酒は人を結び、まちを元気にする。酒場案内人の塩見なゆさんが、酒をテーマににぎわう各地のまちを訪ねます。今回は北九州の角打ち。高度経済成長期の労働者が時間に関係なく手軽にお酒を飲めるように生み出されました。時代が移り変わり角打ちは大幅に減少したものの、近年、女性や若い人を中心に再び注目されています。

 角打ちという言葉をご存知でしょうか。

 「広辞苑 第七版」(2018年1月発行)に初めて角打ちという言葉が掲載され、「酒を枡(ます)で飲むこと。また、酒屋で買った酒をその店内で飲むこと」とあります。「かくうち」と呼ぶことが多いようです。

 飲み歩きを趣味とする人々の間では角打ちという言葉は一般的に使われています。角打ちで飲む魅力の一つとして挙げられるのは、酒屋で直接お酒を飲むので、店頭小売価格と同様かそれに近い手頃な予算で楽しめることです。

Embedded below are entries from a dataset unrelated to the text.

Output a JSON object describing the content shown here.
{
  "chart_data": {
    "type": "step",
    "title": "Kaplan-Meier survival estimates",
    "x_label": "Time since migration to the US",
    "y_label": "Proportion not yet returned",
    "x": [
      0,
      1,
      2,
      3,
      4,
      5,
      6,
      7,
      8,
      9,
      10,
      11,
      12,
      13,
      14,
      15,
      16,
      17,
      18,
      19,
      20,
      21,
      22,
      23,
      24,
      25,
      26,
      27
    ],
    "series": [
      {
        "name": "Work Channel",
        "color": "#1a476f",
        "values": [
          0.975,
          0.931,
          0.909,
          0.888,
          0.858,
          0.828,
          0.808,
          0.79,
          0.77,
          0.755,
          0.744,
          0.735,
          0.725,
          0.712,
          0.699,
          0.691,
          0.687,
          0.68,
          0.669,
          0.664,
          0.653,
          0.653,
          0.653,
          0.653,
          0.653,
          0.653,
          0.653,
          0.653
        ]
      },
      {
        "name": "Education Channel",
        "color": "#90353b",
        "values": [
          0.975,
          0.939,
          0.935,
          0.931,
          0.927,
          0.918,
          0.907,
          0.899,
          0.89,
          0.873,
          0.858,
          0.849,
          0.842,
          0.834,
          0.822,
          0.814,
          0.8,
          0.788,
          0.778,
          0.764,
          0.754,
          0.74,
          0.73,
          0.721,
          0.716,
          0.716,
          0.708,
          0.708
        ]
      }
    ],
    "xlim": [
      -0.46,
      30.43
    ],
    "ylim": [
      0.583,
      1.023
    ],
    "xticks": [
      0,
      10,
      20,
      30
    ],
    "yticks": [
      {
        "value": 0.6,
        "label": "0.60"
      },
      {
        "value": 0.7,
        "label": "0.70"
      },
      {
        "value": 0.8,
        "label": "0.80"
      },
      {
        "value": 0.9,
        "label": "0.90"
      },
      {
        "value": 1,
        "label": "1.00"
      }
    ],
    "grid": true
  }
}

北九州市小倉北区紺屋町にある1938年(昭和13年)創業の「平尾酒店」(写真:塩見なゆ)
平尾酒店の角打ちの価格表(写真:塩見なゆ)

 北は北海道から南は沖縄まで、日本全国に角打ちは存在します。「もっきり」や「たちのみ」など各地に呼び名がありますが、今では全国的に酒屋で飲むことを角打ちと呼ぶようになりました。角打ちという言葉のルーツは北部九州の方言と言われています。

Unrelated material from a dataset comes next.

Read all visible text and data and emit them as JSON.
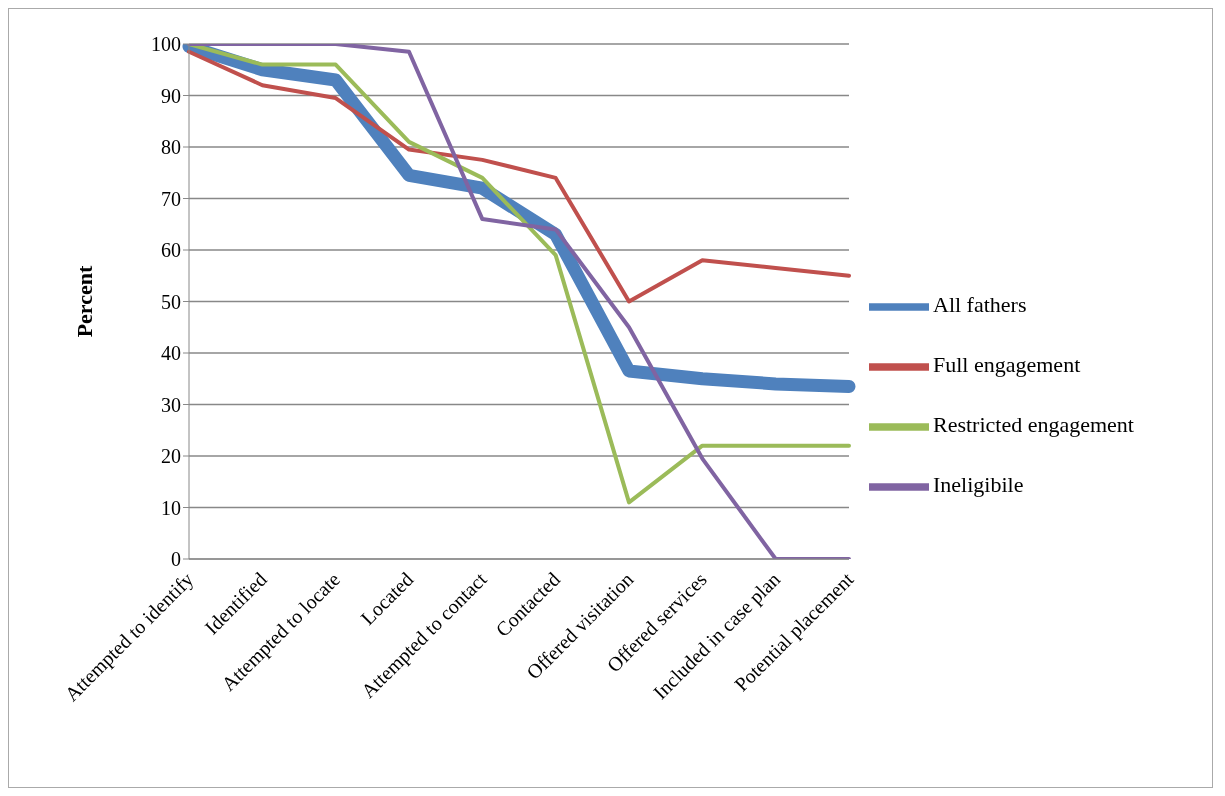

 北九州には角打ちの軒数が非常に多く、居酒屋へ飲みに行くような感覚で人々が日常的に利用しています。また、北九州市は観光PRの一環として角打ちを取り上げており、まちを楽しむコンテンツとしても広まってきています。

 角打ちという呼び名の発祥の地として、盛り上がりを見せている北九州の角打ち文化の魅力について、地元で情報発信する愛好家の集まり「北九州角打ち文化研究会(角文研)」のメンバーにお話を伺いました。

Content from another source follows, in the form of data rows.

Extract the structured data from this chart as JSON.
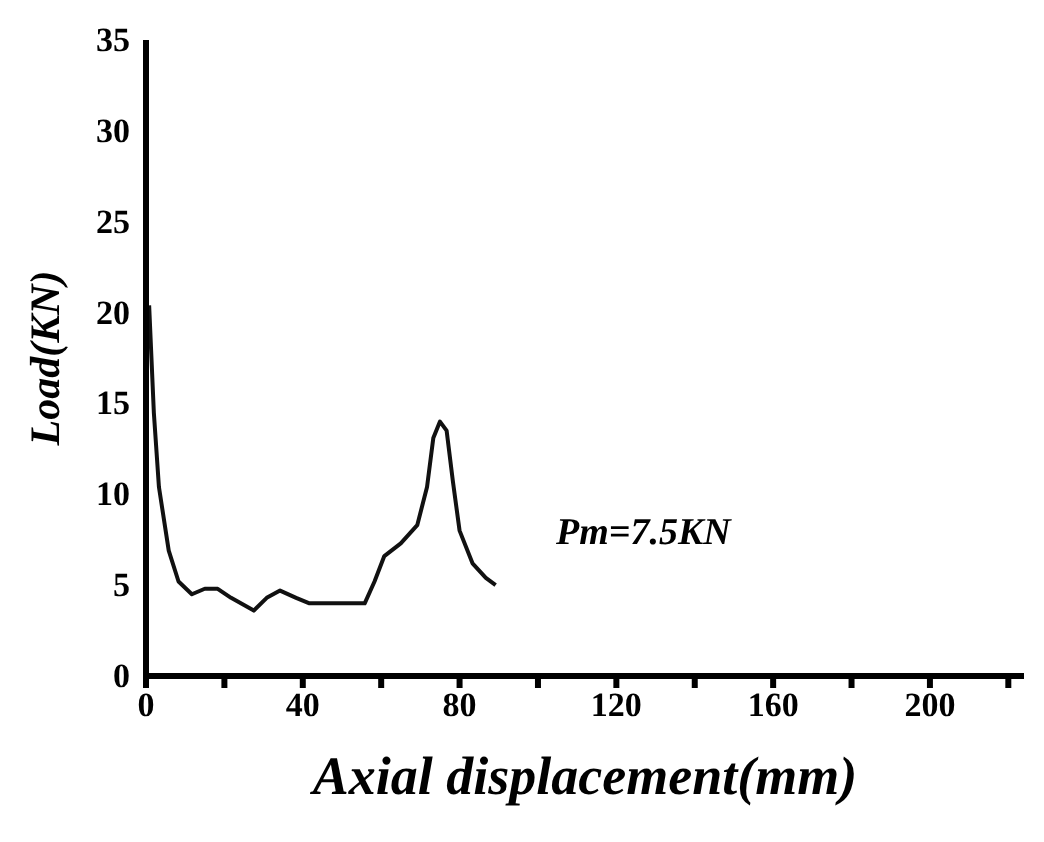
{
  "chart_data": {
    "type": "line",
    "xlabel": "Axial displacement(mm)",
    "ylabel": "Load(KN)",
    "annotations": [
      "Pm=7.5KN"
    ],
    "xlim": [
      0,
      224
    ],
    "xticks": [
      0,
      {
        "value": 20,
        "label": null
      },
      40,
      {
        "value": 60,
        "label": null
      },
      80,
      {
        "value": 100,
        "label": null
      },
      120,
      {
        "value": 140,
        "label": null
      },
      160,
      {
        "value": 180,
        "label": null
      },
      200,
      {
        "value": 220,
        "label": null
      }
    ],
    "ylim": [
      0,
      35
    ],
    "yticks": [
      0,
      5,
      10,
      15,
      20,
      25,
      30,
      35
    ],
    "grid": false,
    "marker": "none",
    "line_style": "solid",
    "series": [
      {
        "color": "#111111",
        "x": [
          0.8,
          2,
          3.3,
          5.8,
          8.3,
          11.7,
          15,
          18.3,
          21.7,
          27.5,
          30.8,
          34.2,
          38.3,
          41.7,
          55.8,
          58.3,
          60.8,
          65,
          69.2,
          71.7,
          73.3,
          75,
          76.7,
          78.3,
          80,
          83.3,
          86.7,
          89.2
        ],
        "values": [
          20.4,
          14.5,
          10.4,
          6.9,
          5.2,
          4.5,
          4.8,
          4.8,
          4.3,
          3.6,
          4.3,
          4.7,
          4.3,
          4,
          4,
          5.2,
          6.6,
          7.3,
          8.3,
          10.4,
          13.1,
          14,
          13.5,
          10.7,
          8,
          6.2,
          5.4,
          5
        ]
      }
    ]
  }
}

北九州角打ち文化研究会は、酒屋の売り場に置かれたテーブルでお酒を飲みながら会合する。中央は角文研会長の吉田茂人さん、右は著者の塩見なゆ(写真:ひとまち結び編集部)

 取材場所は北九州市小倉北区紺屋町にある1938年(昭和13年)創業の「平尾酒店」。会長の吉田茂人さんと事務局長の金成子さん、そして角文研のメンバーの櫻井淳子さん、岩田千鶴子さんに集まってもらい、まずはお酒を囲んで乾杯から始めます。

 事務局長の金さんは創立メンバーの1人。「福岡から北九州へ仕事で来たら、まちじゅうに角打ちがあって驚いた」と言います。会長の吉田さんによると、15年ほど前までは北九州市内に200軒近くもの角打ちがあったそうです。

 後継者の問題などから軒数は減っているものの、今でも100軒ほどが営業しているとのこと。東京都区内の角打ちよりも軒数は多いのではないでしょうか。